I thought about it, long and careful. There were things I liked about Mountford. Erlan was there, and I missed seeing him in class and having lunch with him. I missed having lunch with anyone.
But my teachers were nicer now. And math made more sense at this school, because I had Mr. Clifton and math club. And I got to read books I liked, like Captain Underpants, and Mrs. Rouse didn’t care so much.
And P.S. 183 never sent home a letter about me, saying I wasn’t smart enough to go there.
“No,” I said. “I guess not.”
“So maybe,” Calista said slowly, “your old school being a bunch of mean jerks was the nicest thing they could have done for you?” She said it like a question.
I laughed at that, because it was funny, thinking about my old school being a bunch of mean jerks. They sort of were a bunch of mean jerks. I wiped at my nose. “Yeah,” I said. “Maybe.”
And then I thought of something Mr. Clifton had said.
“You can’t get where you’re going without being where you’ve been.”
Calista raised an eyebrow at me when I said that. “Where did you get a saying like that from?” she asked.
“Mr. Clifton’s grandma.”
“I like it,” Calista told me.
“Me too.”
• • •
That night when I went to sleep, nothing really had changed. I still wasn’t cool. I still didn’t have a finished A-10 Thunderbolt in a display case in the living room, or a dad who would help me build one. I still didn’t have anyone to sit with at lunch. I still had never got more than seven words right on a spelling test. But things felt a little different. Just a tiny titch of a bit.
That’s because me and Calista had made a frame out of cardboard, she’d helped me paint it and everything, so it looked just like a fancy one on a museum wall. But hanging inside it wasn’t a piece of art. Hanging inside it, high on the back of my bedroom door where no one could see it but me when I was tucked in bed with the door closed ready for sleep, was my letter from Mountford.
I looked at the letter from across the room, squeezing Norm the Bear close to my chest, and I noticed that the red letters at the top of the page went from fuzzy to clear to clearer.
what i could
have said.
When my dad walked into my room when I wasn’t expecting and saw me working on the A-10 Thunderbolt, almost completed except for the stickers I never got to putting on the first one so they were a little tricky, he seemed really impressed.

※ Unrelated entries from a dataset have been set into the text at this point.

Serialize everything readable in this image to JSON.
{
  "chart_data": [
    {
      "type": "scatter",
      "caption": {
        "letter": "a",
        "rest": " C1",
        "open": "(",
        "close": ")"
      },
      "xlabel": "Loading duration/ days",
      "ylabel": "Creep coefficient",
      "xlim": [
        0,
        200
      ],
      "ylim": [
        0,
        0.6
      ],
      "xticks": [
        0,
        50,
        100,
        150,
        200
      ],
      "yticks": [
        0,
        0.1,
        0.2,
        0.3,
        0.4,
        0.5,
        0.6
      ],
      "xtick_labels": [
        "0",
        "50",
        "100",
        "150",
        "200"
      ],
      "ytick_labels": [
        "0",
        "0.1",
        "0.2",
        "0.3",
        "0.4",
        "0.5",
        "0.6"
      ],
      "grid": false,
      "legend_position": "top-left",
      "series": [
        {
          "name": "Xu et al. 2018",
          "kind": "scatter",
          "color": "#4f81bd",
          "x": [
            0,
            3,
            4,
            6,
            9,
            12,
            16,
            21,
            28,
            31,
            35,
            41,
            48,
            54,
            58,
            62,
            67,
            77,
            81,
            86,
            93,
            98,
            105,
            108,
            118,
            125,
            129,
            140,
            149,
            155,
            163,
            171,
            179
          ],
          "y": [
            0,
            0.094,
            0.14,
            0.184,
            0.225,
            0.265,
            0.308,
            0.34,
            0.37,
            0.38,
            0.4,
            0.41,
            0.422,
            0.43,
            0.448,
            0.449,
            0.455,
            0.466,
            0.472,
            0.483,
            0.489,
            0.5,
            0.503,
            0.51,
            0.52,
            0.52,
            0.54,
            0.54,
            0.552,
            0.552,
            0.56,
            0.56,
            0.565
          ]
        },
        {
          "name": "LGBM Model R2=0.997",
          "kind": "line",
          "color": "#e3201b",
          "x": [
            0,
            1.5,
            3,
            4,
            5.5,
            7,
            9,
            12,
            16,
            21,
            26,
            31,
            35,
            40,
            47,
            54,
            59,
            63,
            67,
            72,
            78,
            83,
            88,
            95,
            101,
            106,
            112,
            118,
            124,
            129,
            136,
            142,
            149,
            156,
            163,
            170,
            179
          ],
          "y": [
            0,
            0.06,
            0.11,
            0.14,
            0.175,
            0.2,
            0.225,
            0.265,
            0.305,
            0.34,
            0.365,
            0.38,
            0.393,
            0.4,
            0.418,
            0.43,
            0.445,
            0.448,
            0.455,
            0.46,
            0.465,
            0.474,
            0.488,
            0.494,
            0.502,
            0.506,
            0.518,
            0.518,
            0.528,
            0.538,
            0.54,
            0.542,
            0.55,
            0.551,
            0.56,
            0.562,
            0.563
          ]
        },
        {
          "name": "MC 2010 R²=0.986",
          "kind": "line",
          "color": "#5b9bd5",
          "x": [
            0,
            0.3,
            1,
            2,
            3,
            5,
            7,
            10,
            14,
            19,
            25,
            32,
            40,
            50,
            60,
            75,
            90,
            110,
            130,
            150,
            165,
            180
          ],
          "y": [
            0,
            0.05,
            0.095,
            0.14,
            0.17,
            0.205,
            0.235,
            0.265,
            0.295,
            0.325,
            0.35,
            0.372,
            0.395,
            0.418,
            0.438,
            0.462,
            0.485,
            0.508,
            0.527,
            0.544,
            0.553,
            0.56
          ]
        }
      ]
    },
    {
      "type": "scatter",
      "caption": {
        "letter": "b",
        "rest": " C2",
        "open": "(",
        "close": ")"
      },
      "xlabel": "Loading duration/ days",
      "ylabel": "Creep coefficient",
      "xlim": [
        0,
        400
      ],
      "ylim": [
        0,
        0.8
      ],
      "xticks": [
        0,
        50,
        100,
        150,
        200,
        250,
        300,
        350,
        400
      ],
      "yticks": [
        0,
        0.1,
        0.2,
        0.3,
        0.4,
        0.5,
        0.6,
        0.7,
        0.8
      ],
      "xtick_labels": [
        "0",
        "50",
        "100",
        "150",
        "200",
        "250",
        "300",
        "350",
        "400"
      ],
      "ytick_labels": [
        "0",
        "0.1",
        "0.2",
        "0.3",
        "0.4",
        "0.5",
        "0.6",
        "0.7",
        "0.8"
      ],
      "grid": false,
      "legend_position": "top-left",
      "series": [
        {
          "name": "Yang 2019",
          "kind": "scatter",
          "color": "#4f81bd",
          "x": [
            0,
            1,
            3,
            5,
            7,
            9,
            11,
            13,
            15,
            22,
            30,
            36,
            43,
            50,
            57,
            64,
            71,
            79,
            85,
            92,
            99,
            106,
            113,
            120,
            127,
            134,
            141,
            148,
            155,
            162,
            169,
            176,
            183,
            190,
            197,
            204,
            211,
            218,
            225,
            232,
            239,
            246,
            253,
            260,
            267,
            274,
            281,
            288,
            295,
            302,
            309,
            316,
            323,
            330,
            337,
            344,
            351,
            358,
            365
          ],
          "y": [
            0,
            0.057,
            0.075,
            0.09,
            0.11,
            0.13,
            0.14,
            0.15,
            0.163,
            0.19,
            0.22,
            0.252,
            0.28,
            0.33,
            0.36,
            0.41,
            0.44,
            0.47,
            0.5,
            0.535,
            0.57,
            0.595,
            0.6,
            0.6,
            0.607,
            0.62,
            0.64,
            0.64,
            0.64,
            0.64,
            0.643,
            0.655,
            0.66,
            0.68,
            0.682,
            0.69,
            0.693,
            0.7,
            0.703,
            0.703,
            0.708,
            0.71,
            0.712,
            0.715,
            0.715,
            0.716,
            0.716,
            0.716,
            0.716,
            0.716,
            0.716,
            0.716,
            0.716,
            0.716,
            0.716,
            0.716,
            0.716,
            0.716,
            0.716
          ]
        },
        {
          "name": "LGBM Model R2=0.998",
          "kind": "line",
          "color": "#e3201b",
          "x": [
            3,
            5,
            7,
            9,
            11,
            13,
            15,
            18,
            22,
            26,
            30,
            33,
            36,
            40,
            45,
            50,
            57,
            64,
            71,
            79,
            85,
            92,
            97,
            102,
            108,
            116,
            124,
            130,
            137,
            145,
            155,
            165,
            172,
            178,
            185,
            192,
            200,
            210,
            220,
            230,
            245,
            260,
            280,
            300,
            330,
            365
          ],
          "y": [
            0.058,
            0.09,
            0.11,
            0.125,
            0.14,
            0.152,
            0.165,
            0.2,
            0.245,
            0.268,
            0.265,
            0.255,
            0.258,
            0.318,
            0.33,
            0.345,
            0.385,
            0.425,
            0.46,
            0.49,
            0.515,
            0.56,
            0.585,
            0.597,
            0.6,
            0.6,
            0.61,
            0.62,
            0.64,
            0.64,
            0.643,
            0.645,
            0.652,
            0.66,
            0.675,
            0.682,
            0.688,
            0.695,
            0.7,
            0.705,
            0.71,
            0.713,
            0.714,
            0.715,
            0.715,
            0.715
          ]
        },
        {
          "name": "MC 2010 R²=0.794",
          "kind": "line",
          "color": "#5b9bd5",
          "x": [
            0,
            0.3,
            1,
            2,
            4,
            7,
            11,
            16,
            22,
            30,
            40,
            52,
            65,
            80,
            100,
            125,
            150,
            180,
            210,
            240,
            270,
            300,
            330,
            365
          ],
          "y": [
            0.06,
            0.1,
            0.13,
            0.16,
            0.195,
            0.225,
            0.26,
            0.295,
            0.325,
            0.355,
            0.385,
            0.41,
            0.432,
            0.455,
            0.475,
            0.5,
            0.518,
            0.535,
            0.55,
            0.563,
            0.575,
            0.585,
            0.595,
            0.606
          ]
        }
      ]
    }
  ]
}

“Albie!” he said. He squatted down right there on the carpet to look at the airplane close up. “How did you do this so quickly?”
What I could have said was “I don’t know. I’m just good at putting airplanes together, I guess.”
What I could have said was “Why? Do you think it looks cool?”
What I could have said was nothing, just a shrug.
I could have said any of those things.
But I didn’t feel like it. I felt like telling the truth.
What I said was, “I already put one together before, so this one was easy. I already put together the one that we bought when we went to the Sea, Air, and Space Museum a year and a half ago that you said you’d help me with, but then you forgot. And then when you got me this one for my birthday, I threw that one out the window. And I was going to throw this one out the window too, but I didn’t. I put it together instead.” And then I looked up at him, and I shrugged, and I said, “Why? Do you think it looks cool?”